I especially liked this line: "What is a ghost? A tragedy condemned to repeat itself time and again? An instant of pain, perhaps. Something dead which still seems to be alive. An emotion suspended in time. Like a blurred photograph. Like an insect trapped in amber."

This was a great film to end the Evil Twins & Children block with.  I give it four gold ingots out of five.

TOMORROW: We'll begin the Campy & B-Movie block with ThanksKilling (available on instant streaming)


Lallorona said...

I LOVED this movie when I saw it. I almost feel that it's not a horror film, but just a great coming of age/childhood story. Your project is making me realize how much I like Guillermo del Toro. Actually, I've atched movies he's produced but not diercted simply because his name is attached!

ps: At some point, I will have to travel to LA to see what all the fuss is about without In N Out.

Danny Holwerda said...

You're right, it does have more of that feel to it. But you've got to admit, some of the ghost scenes are seriously creepy. I literally got goosebumps the first time it showed him underwater in that cistern. This month has raised my estimation of del Toro, too. I'm going to have to pull out some more of his stuff.
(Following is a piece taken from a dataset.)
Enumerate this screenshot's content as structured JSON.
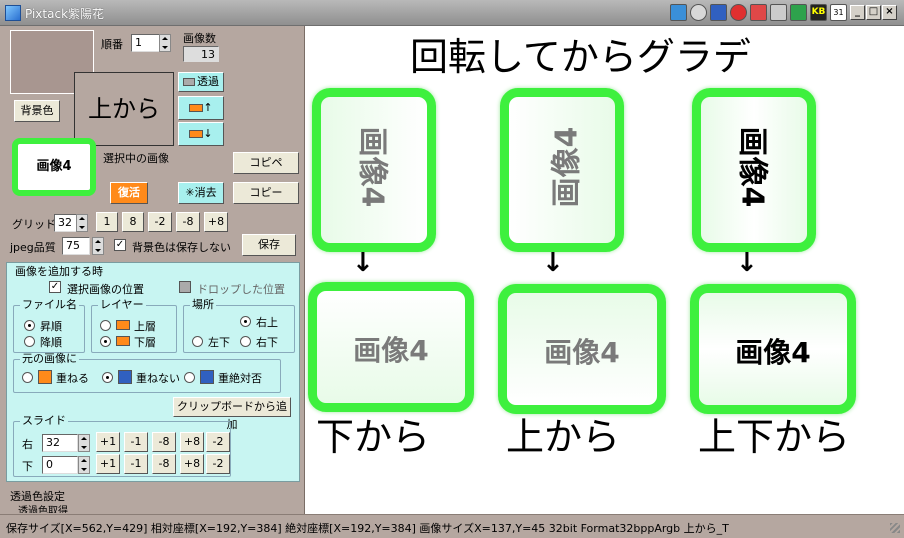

By the way, there are now two locations of In N Out in Dallas! I ate there twice when we visited Courtney's parents a few weekends ago. *droooool*

Will Meekin said...

(wiping in 'n out animal-style sauce from the corners of his mouth.) (...kyle, you just keep your dirty bird thoughts to yourself.) you know, del toro has co-written several vampire books with chuck hogan that i've heard good things about. and they're not presented as vamped up (get it?!) girl-meets-adolescence or boy-meets-boy greasy kid stuff; i'm looking at your twilight and true blood. i understand they're mean, toothbrush-challenged, down and dirty street-fightin', rail ridin' junkyard hobo style tails.

which reminds me of a story from the set of John Carpenter's 1982 classic "The Thing." but i guess i'll save that for another time.

Danny Holwerda said...

Books? Those are for people without TVs, egghead.

Steve Myles said...

I'm interested in what you think of "ThanksKilling." It's quite a departure from a lot of the films you've been watching, but it's fun.